NEW YORK, Oct. 9 (Xinhua) -- "Today you can't go back to where you were 40 years ago, de-globalization will be extraordinary costly," Nobel Prize winner and renowned economist Joseph Stiglitz said here on Sunday.
Speaking at the 25th Annual Convention of Chinese Association for Science and Technology, USA (CAST-USA), Stiglitz said we have created global supply chains worldwide, and when we interrupt them, costs go up.
Take the auto industry for example. In the United States, auto industry depends heavily on parts imported from Mexico, which ensure the U.S. car makers to get these parts produced at a much lower cost than they could be produced in the United States.

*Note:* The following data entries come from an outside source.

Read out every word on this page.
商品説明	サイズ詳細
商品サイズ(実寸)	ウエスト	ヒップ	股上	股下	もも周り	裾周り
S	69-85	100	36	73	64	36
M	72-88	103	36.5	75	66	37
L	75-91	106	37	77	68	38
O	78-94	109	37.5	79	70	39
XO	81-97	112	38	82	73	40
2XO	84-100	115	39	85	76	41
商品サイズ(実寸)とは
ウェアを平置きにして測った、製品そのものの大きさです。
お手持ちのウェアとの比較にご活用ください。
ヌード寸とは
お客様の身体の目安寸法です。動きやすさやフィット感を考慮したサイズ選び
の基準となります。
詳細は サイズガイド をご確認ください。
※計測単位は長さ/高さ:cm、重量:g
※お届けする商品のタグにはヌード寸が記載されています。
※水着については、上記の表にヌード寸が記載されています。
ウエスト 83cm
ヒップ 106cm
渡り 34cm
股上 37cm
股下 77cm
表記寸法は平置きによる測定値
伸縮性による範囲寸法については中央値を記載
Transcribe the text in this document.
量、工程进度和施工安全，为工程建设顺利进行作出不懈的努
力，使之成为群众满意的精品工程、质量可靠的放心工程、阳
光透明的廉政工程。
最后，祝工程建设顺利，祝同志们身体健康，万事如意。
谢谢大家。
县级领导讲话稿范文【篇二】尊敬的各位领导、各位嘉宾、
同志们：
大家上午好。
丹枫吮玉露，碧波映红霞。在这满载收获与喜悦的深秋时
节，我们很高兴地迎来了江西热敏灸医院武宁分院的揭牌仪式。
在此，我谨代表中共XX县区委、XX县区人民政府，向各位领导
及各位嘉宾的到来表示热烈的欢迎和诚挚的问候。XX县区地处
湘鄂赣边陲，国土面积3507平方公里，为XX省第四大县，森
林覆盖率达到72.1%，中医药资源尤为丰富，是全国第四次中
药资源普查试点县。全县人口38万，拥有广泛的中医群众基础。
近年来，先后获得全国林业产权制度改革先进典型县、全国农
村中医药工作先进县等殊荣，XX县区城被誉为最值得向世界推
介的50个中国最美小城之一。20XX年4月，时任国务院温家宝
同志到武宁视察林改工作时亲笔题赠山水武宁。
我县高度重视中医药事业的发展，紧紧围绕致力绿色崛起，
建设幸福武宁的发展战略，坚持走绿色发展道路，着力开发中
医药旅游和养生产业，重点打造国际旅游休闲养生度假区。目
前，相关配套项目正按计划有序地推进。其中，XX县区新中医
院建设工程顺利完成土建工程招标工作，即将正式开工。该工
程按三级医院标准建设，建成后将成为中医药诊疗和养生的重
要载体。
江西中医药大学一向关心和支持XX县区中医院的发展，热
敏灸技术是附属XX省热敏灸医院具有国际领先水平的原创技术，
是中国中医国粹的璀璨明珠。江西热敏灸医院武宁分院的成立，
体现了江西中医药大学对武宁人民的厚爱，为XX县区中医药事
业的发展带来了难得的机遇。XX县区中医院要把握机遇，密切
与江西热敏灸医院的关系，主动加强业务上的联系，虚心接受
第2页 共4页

The prices of American cars would be too higher to sell abroad and compete with imports from abroad if they would totally be made in the U.S. Then American automobile industry will go down, and the auto workers would be among the people who suffer the loss.
In 2016, the U.S. imported 294 billion U.S. dollars of products from Mexico, with cars and car parts on the top category, according to the U.S. Census Bureau.
"We can go through industry by industry," said Stiglitz, suggesting the auto industry would not be the only industry going to lose on de-globalization.
"You don't win by closing yourself off with protectionism and anti-migration policies in a modern, competitive innovation economy," he added.
He also noted that science knowledge is a global "public goods," saying if we advance science everybody in the world can potentially benefit through globalization.
The 2001 Nobel prize recipient in Economics pointed out that China's role of leadership has been particularly important in globalization.
The rule of law is important for every country. When we talk about how our economy couldn't function without a rule of law, it is all the same with the global economy, representing by the WTO as part of that rule of law, he added.
Founded in 1992 in New York City, CAST-USA is a non-profit American Chinese organization dedicated to promoting understanding between Americans and ethnic Chinese in the United States.